Don was wounded on Tinian and evacuated to a battalion aid station.  He said the flies were so bad there that he asked to return to the front lines.

By the time Don left Saipan and Tinian, he had seen civilians jump to their deaths on both the northern cliffs of Saipan and the southern cliffs of Tinian.

 

Back in the US 

After three years in the Pacific Theater, Don was stationed in Washington, DC, standing guard outside the office of Fleet Admiral Ernest J. King, Chief of Naval Operations in WWII.  Don was in Washington, DC, when the war ended. 

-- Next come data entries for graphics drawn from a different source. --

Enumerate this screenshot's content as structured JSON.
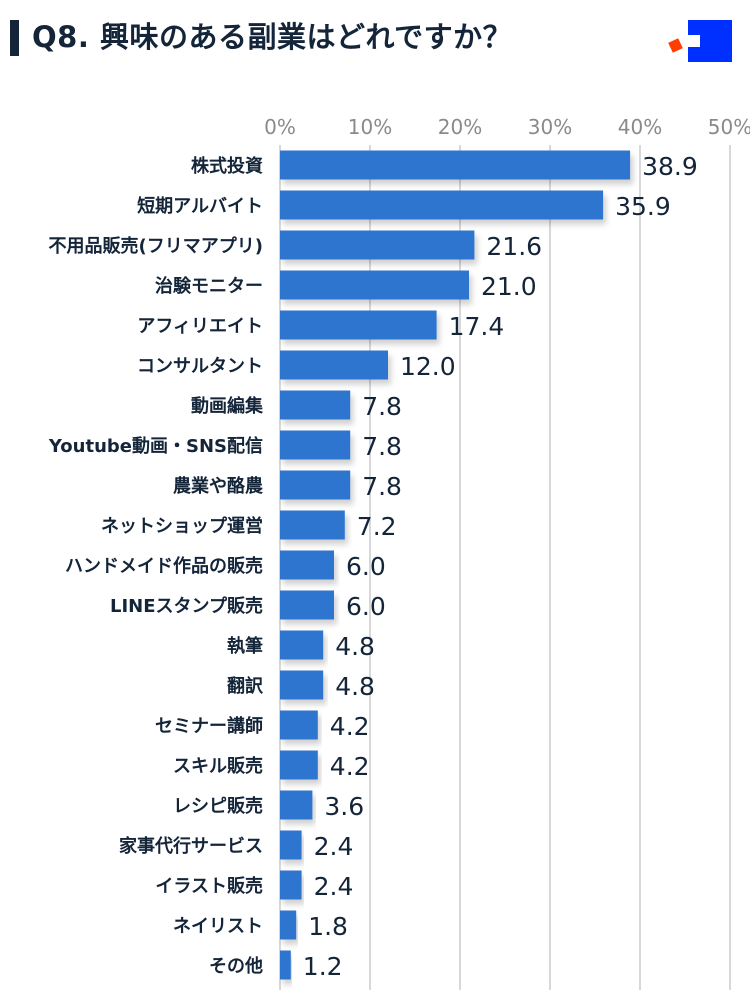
{
  "title": "Q8. 興味のある副業はどれですか？",
  "colors": {
    "bar": "#2f74d0",
    "title": "#14253a",
    "tick": "#8a8a8a",
    "grid": "#cccccc",
    "logo_blue": "#0030ff",
    "logo_red": "#ff3d00"
  },
  "logo_icon": "square-logo-icon",
  "chart_data": {
    "type": "bar",
    "orientation": "horizontal",
    "title": "Q8. 興味のある副業はどれですか？",
    "xlabel": "",
    "ylabel": "",
    "xlim": [
      0,
      50
    ],
    "x_ticks": [
      "0%",
      "10%",
      "20%",
      "30%",
      "40%",
      "50%"
    ],
    "grid": true,
    "categories": [
      "株式投資",
      "短期アルバイト",
      "不用品販売(フリマアプリ)",
      "治験モニター",
      "アフィリエイト",
      "コンサルタント",
      "動画編集",
      "Youtube動画・SNS配信",
      "農業や酪農",
      "ネットショップ運営",
      "ハンドメイド作品の販売",
      "LINEスタンプ販売",
      "執筆",
      "翻訳",
      "セミナー講師",
      "スキル販売",
      "レシピ販売",
      "家事代行サービス",
      "イラスト販売",
      "ネイリスト",
      "その他"
    ],
    "values": [
      38.9,
      35.9,
      21.6,
      21.0,
      17.4,
      12.0,
      7.8,
      7.8,
      7.8,
      7.2,
      6.0,
      6.0,
      4.8,
      4.8,
      4.2,
      4.2,
      3.6,
      2.4,
      2.4,
      1.8,
      1.2
    ],
    "value_labels": [
      "38.9",
      "35.9",
      "21.6",
      "21.0",
      "17.4",
      "12.0",
      "7.8",
      "7.8",
      "7.8",
      "7.2",
      "6.0",
      "6.0",
      "4.8",
      "4.8",
      "4.2",
      "4.2",
      "3.6",
      "2.4",
      "2.4",
      "1.8",
      "1.2"
    ]
  }
}
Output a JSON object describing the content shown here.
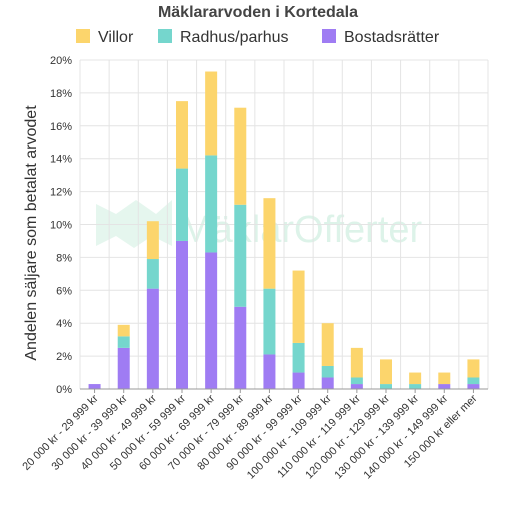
{
  "colors": {
    "villor": "#fcd56c",
    "radhus": "#75d6cd",
    "bostadsratter": "#9f7cf3",
    "watermark": "#cfeee0"
  },
  "watermark": "MäklarOfferter",
  "chart_data": {
    "type": "bar",
    "stacked": true,
    "title": "Mäklararvoden i Kortedala",
    "xlabel": "",
    "ylabel": "Andelen säljare som betalat arvodet",
    "ylim": [
      0,
      20
    ],
    "yticks": [
      "0%",
      "2%",
      "4%",
      "6%",
      "8%",
      "10%",
      "12%",
      "14%",
      "16%",
      "18%",
      "20%"
    ],
    "legend_position": "top",
    "grid": true,
    "categories": [
      "20 000 kr - 29 999 kr",
      "30 000 kr - 39 999 kr",
      "40 000 kr - 49 999 kr",
      "50 000 kr - 59 999 kr",
      "60 000 kr - 69 999 kr",
      "70 000 kr - 79 999 kr",
      "80 000 kr - 89 999 kr",
      "90 000 kr - 99 999 kr",
      "100 000 kr - 109 999 kr",
      "110 000 kr - 119 999 kr",
      "120 000 kr - 129 999 kr",
      "130 000 kr - 139 999 kr",
      "140 000 kr - 149 999 kr",
      "150 000 kr eller mer"
    ],
    "series": [
      {
        "name": "Bostadsrätter",
        "color": "#9f7cf3",
        "values": [
          0.3,
          2.5,
          6.1,
          9.0,
          8.3,
          5.0,
          2.1,
          1.0,
          0.7,
          0.3,
          0.0,
          0.0,
          0.3,
          0.3
        ]
      },
      {
        "name": "Radhus/parhus",
        "color": "#75d6cd",
        "values": [
          0.0,
          0.7,
          1.8,
          4.4,
          5.9,
          6.2,
          4.0,
          1.8,
          0.7,
          0.4,
          0.3,
          0.3,
          0.0,
          0.4
        ]
      },
      {
        "name": "Villor",
        "color": "#fcd56c",
        "values": [
          0.0,
          0.7,
          2.3,
          4.1,
          5.1,
          5.9,
          5.5,
          4.4,
          2.6,
          1.8,
          1.5,
          0.7,
          0.7,
          1.1
        ]
      }
    ],
    "legend": [
      {
        "name": "Villor",
        "color": "#fcd56c"
      },
      {
        "name": "Radhus/parhus",
        "color": "#75d6cd"
      },
      {
        "name": "Bostadsrätter",
        "color": "#9f7cf3"
      }
    ]
  }
}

Nancy, Don’s daughter, wrote, “James D. Jones was discharged in October 1945.  On his way to the bus stop he nearly cried.  He had only been a Marine.  For the last four years it wasn’t easy, but everything you needed, they provided.  He had a wife and baby waiting in Texas.  What would he do now?”  It was a shared sentiment felt by many who survived the war and were returning to the challenge of reentering civilian life.

 

A Last Tour in the Pacific

Don Jones went on a second WWII in the Pacific cruise in 2008 with his son-in-law, Joe.  Nancy wrote, “For my dad it is more a matter of saying goodbye this time to memories he has lived with for 60 years.  Last time it was an emotional reliving of his war experiences.”

 

James Donald “Don” Jones died in 2008 and is buried in his hometown of Eastland, Texas.  He was a proud Marine his entire life.

Semper Fi, Marine.

 

 

“Midway Atoll:  WWII and Present Day,” a story about the first stop on a 2005 WWII in the Pacific cruise, was posted on this website in November 2015.  Story link is https://www.ww2history.org/war-in-the-pacific/midway-atoll-wwii-and-present-day/ .

 

100_0816 (1)[1]
Our Valor Tours group at dinner table 32 on the Pacific Princess cruise ship. We were strangers when we started the trip in Honolulu, Hawaii, and family when we disembarked in China.